Há um ano, o país mergulhava nas presidenciais com um vencedor claro, onde restava perceber a influência da abstenção na votação final e qual o possível crescimento de André Ventura, que ligou a sirene ao recolher praticamente meio milhão de votos. Em Janeiro de 2021, afirmei aqui no Observador o meu apoio a Marcelo Rebelo de Sousa, essencialmente por uma questão. O Presidente da República era, até então, o único político da direita que verdadeiramente me representava. Marcelo explicou-o como ninguém nos vários debates que teve (especialmente com Ventura, onde traçou uma linha clara e necessária) e fez aquilo que Rui Rio nunca conseguiu fazer desde que assumiu a liderança do PSD, destacar-se. Recordar as presidenciais no pós-legislativas é fundamental para entender a maioria absoluta do PS. Puxando a cassete atrás, e porque a História é sempre a nossa maior aliada, o Portugal pós 25 de Abril é um país onde existe uma maioria sociológica tendencialmente mais à esquerda, o que acabava por ser natural devido aos 48 anos sombrios de Estado Novo.
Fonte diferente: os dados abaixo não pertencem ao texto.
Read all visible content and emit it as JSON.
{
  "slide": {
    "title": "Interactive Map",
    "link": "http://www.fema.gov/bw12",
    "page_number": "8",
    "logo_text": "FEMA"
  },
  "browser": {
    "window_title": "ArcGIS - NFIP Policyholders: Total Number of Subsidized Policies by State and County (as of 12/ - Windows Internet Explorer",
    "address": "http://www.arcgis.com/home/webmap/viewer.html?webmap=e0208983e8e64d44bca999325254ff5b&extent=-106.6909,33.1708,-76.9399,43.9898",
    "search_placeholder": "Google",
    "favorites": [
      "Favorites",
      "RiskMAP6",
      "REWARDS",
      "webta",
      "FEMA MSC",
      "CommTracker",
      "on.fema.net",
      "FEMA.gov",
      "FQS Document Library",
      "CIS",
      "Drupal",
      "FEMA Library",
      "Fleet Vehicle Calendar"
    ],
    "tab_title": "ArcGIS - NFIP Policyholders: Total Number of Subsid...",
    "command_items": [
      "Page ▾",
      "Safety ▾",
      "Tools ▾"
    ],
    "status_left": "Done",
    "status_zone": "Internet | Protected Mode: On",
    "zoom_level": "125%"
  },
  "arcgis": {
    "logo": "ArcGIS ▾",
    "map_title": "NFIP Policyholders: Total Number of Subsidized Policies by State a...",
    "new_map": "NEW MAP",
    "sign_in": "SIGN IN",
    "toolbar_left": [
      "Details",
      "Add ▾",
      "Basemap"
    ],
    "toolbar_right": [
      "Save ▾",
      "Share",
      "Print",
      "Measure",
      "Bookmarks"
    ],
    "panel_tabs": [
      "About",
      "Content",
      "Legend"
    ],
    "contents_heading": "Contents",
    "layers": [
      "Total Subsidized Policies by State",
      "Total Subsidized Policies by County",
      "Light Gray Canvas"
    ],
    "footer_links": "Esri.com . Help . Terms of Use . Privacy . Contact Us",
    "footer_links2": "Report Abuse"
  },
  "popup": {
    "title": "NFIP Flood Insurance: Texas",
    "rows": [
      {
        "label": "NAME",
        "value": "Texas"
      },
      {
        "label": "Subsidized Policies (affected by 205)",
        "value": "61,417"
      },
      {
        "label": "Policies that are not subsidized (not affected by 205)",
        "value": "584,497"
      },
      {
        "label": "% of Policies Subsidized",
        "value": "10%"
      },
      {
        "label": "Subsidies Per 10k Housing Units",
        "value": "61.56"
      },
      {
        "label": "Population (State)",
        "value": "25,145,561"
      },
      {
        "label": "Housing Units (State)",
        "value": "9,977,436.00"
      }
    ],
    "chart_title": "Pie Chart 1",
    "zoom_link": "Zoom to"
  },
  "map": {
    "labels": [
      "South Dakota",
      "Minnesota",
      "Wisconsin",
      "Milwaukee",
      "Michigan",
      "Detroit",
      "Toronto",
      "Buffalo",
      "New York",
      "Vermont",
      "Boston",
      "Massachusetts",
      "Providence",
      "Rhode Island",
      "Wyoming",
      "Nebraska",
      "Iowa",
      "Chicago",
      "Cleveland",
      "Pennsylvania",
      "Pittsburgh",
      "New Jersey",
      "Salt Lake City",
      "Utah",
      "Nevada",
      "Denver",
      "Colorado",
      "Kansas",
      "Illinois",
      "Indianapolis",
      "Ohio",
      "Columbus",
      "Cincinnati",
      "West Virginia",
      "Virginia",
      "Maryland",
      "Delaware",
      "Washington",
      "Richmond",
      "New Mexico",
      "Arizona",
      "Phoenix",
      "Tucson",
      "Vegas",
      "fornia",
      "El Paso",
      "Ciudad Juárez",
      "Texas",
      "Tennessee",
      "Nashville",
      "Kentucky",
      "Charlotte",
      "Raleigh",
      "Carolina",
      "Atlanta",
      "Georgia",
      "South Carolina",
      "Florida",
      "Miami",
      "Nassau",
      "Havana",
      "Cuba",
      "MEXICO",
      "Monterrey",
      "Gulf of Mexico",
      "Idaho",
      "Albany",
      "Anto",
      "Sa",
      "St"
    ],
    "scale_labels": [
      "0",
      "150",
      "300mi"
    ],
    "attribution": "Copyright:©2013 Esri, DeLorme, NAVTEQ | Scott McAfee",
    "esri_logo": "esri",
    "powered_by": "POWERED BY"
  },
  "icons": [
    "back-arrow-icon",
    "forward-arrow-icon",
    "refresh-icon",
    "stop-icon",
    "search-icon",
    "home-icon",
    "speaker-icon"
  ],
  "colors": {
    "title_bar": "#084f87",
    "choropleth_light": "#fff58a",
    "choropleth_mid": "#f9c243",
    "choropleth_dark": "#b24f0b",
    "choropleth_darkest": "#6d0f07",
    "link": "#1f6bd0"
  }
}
Deste modo, sempre foi natural que, para a eleição do Chefe de Estado desde 1976, a direita se apresentasse invariavelmente com um candidato único, com a missão de agregar os sociais democratas à portuguesa (sociais-liberais em toda a Europa), democratas-cristãos e conservadores. Foi assim que Freitas do Amaral esteve à porta de Belém na primeira volta de 1986, derrotado à segunda pelo fechar de olhos autorizado por Álvaro Cunhal e, finalmente, Cavaco Silva chegou à Presidência depois de 20 anos de dois históricos socialistas. No ano passado, esse fenómeno parece ter-se evaporado e apareceram duas novas candidaturas vincadamente mais à direita da de Marcelo, com Tiago Mayan e o já referido André Ventura a representarem dois dos três novos partidos com assento parlamentar, desde 2019. Se nesse artigo, referi a célebre afirmação de Vasco Gonçalves, onde “se estava com a revolução” ou “se estava contra ela”, para descrever uma guerra de polarização tribal que começa a ser visível a olho nu no nosso país, decidi deixar a causa da mesma para outra ocasião, não estando em crer que fosse tão cedo. Menos de um ano depois, tudo o Orçamento levou e o pavor do pântano instalou-se em Portugal. Ativou-se o passa culpas entre PS e os seus parceiros nos últimos seis anos e António Costa começou a abrir o livro tático (aquele que melhor conhece) e com uma jogada criticada por todos fez o all-in e venceu da forma que ninguém esperava.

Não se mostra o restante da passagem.